Im Grunde ist die Rolle einer guten Koordination ganz ähnlich zu der eines Stuntkoordinators, der sich zunächst gemeinsam mit mir der Frage widmet, was der Film inhaltlich braucht und sich dann um den guten Drehablauf kümmert und für die Sicherheit und Schutz der Darsteller und aller anderen Beteiligten sorgt.
Inwiefern unterscheidet sich die Arbeit an einem Erotik-Thriller wie «Un/Dressed» von Ihren früheren Projekten wie «Biohackers» oder «Drift»?
Die Arbeit an «Un/Dressed» unterscheidet sich von meinen anderen Projekten insofern, als dass jedes Projekt neue Herausforderungen mit sich bringt. Bei diesem Film war eben eine Herausforderung der Dreh äußerst intimer Szenen. Bei «Drift» waren es Stuntszenen und bei wieder anderen Projekten zum Beispiel die Arbeit mit Tieren oder die besonderen Auflagen und Einschränkungen beim Dreh mit Kindern und Jugendlichen.
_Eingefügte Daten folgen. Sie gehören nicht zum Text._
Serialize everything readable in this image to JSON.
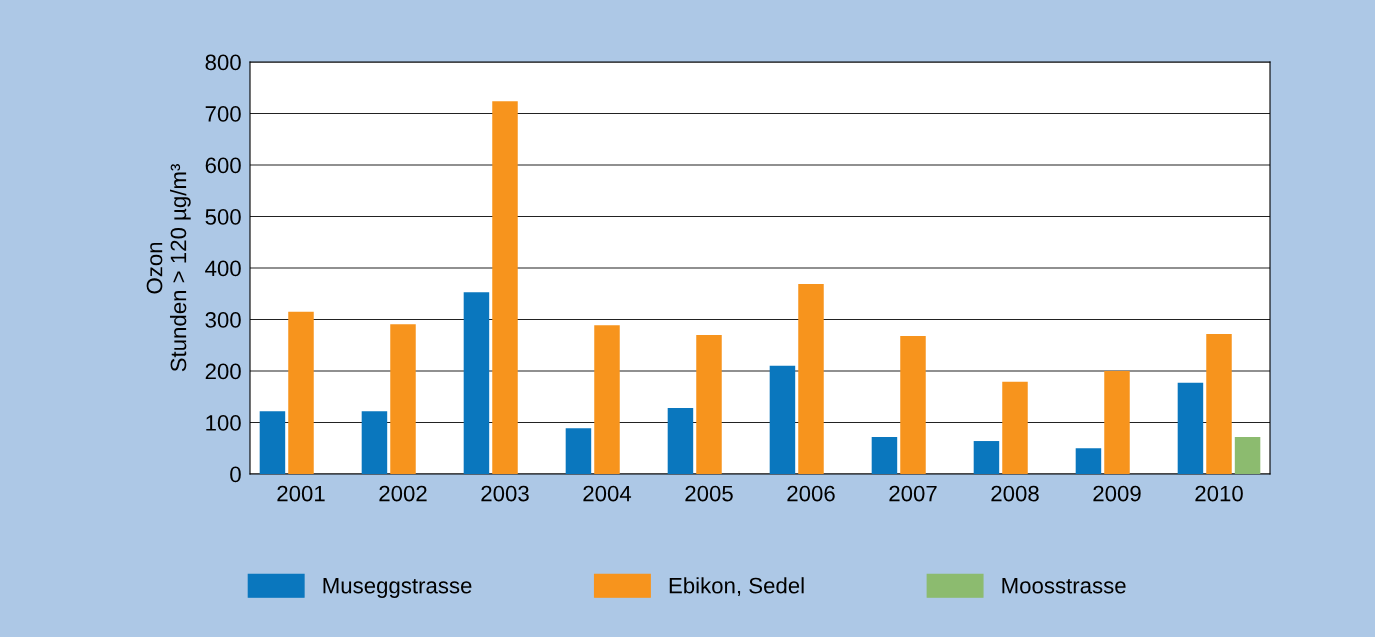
{
  "chart_data": {
    "type": "bar",
    "ylabel": "Ozon\nStunden > 120 µg/m³",
    "categories": [
      "2001",
      "2002",
      "2003",
      "2004",
      "2005",
      "2006",
      "2007",
      "2008",
      "2009",
      "2010"
    ],
    "series": [
      {
        "name": "Museggstrasse",
        "color": "#0a77be",
        "values": [
          122,
          122,
          353,
          89,
          128,
          210,
          72,
          64,
          50,
          177
        ]
      },
      {
        "name": "Ebikon, Sedel",
        "color": "#f7941d",
        "values": [
          315,
          291,
          724,
          289,
          270,
          369,
          268,
          179,
          200,
          272
        ]
      },
      {
        "name": "Moosstrasse",
        "color": "#8cbb6f",
        "values": [
          0,
          0,
          0,
          0,
          0,
          0,
          0,
          0,
          0,
          72
        ]
      }
    ],
    "ylim": [
      0,
      800
    ],
    "yticks": [
      0,
      100,
      200,
      300,
      400,
      500,
      600,
      700,
      800
    ],
    "grid": "y",
    "legend": "bottom"
  }
}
In der Regel sind es aber dann gar nicht diese Aufgaben, die einen Dreh herausfordernd machen, da man sich ja gut darauf einstellt und entsprechend vorbereitet und plant, im Gegensatz zu den schwierig planbaren Faktoren, wie beispielsweise dem Wetter.
Des Weiteren thematisiert der Film den Schutz von Familienwerten und Traditionen, verkörpert durch die Figur der Margot Tannen. Inwiefern ist diese Thematik für das Gesamtbild des Films von Relevanz?
Familienwerte und Traditionen sind ein übergeordnetes Thema des Films und betreffen alle Figuren. Sie sind ein wichtiges Motiv für Margot, aber auch für Elle, die lernen muss, sich von den, wenn auch geschätzten Werten und Traditionen, nicht daran hindern zu lassen, ihr Leben selbst zu bestimmen. Der Film stellt diese Werte und oft auch Pflichten dem Anrecht und Bedürfnis gegenüber, sich selbst zu entfalten und seine eigene Identität zu finden.
Vielen Dank für Ihre Zeit!
«Un/Dressed» startet am Freitag, den 20. September 2024, bei Amazon Prime Video.